Lead Spelter Copper Tin Silver
London Ton N.Y. Pound Lon. Ton N.Y. Pound Lon. Ton N.Y. Pound Lon. Ton N.Y. Pound Lon. Per oz. N.Y. Per oz.
Basic Price £11. $.035 £17 $.040 £52 $.115 £100 $.220 22d. $.44
Normal Price 13.5 .043 21 .050 65 .140 130 .290 26 .52

In these figures the writer has not followed strict averages, but has taken the general outlook combined with the previous records. The likelihood of higher prices for lead is more encouraging than for any other metal, as no new deposits of importance have come forward for years, and the old mines are reaching considerable depths. Nor does the frenzied prospecting of the world's surface during the past ten years appear to forecast any very disturbing developments. The zinc future is not so bright, for metallurgy has done wonders in providing methods of saving the zinc formerly discarded from lead ores, and enormous supplies will come forward when required.
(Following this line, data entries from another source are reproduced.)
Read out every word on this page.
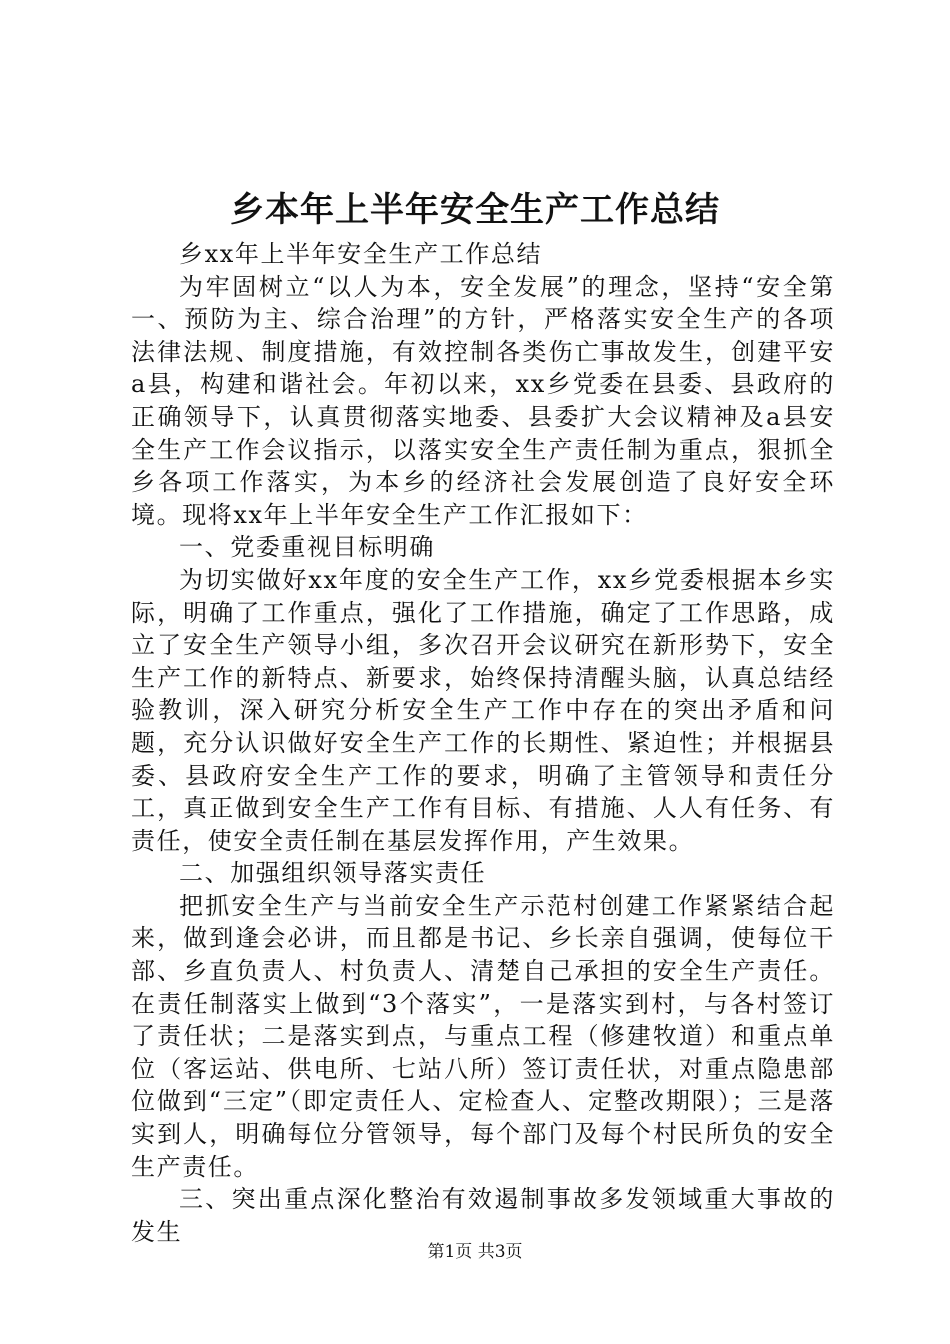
乡本年上半年安全生产工作总结

乡xx年上半年安全生产工作总结

为牢固树立“以人为本，安全发展”的理念，坚持“安全第一、预防为主、综合治理”的方针，严格落实安全生产的各项法律法规、制度措施，有效控制各类伤亡事故发生，创建平安a县，构建和谐社会。年初以来，xx乡党委在县委、县政府的正确领导下，认真贯彻落实地委、县委扩大会议精神及a县安全生产工作会议指示，以落实安全生产责任制为重点，狠抓全乡各项工作落实，为本乡的经济社会发展创造了良好安全环境。现将xx年上半年安全生产工作汇报如下：

一、党委重视目标明确

为切实做好xx年度的安全生产工作，xx乡党委根据本乡实际，明确了工作重点，强化了工作措施，确定了工作思路，成立了安全生产领导小组，多次召开会议研究在新形势下，安全生产工作的新特点、新要求，始终保持清醒头脑，认真总结经验教训，深入研究分析安全生产工作中存在的突出矛盾和问题，充分认识做好安全生产工作的长期性、紧迫性；并根据县委、县政府安全生产工作的要求，明确了主管领导和责任分工，真正做到安全生产工作有目标、有措施、人人有任务、有责任，使安全责任制在基层发挥作用，产生效果。

二、加强组织领导落实责任

把抓安全生产与当前安全生产示范村创建工作紧紧结合起来，做到逢会必讲，而且都是书记、乡长亲自强调，使每位干部、乡直负责人、村负责人、清楚自己承担的安全生产责任。在责任制落实上做到“3个落实”，一是落实到村，与各村签订了责任状；二是落实到点，与重点工程（修建牧道）和重点单位（客运站、供电所、七站八所）签订责任状，对重点隐患部位做到“三定”（即定责任人、定检查人、定整改期限）；三是落实到人，明确每位分管领导，每个部门及每个村民所负的安全生产责任。

三、突出重点深化整治有效遏制事故多发领域重大事故的发生

第1页 共3页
The tin outlook is encouraging, for the supply from a mining point of view seems unlikely to more than keep pace with the world's needs. In copper the demand is growing prodigiously, but the supplies of copper ores and the number of copper mines that are ready to produce whenever normal prices recur was never so great as to-day. One very hopeful fact can be deduced for the comfort of the base metal mining industry as a whole. If the growth of demand continues through the next thirty years in the ratio of the past three decades, the annual demand for copper will be over 3,000,000 tons, of lead over 1,800,000 tons, of spelter 2,800,000 tons, of tin 250,000 tons. Where such stupendous amounts of these metals are to come from at the present range of prices, and even with reduced costs of production, is far beyond any apparent source of supply. The outlook for silver prices is in the long run not bright. As the major portion of the silver produced is a bye product from base metals, any increase in the latter will increase the silver production despite very much lower prices for the precious metal. In the meantime the gradual conversion of all nations to the gold standard seems a matter of certainty. Further, silver may yet be abandoned as a subsidiary coinage inasmuch as it has now but a token value in gold standard countries if denuded of sentiment.

COST OF PRODUCTION.

It is hardly necessary to argue the relative importance of the determination of the cost of production and the determination of the recoverable contents of the ore. Obviously, the aim of mine valuation is to know the profits to be won, and the profit is the value of the metal won, less the cost of production.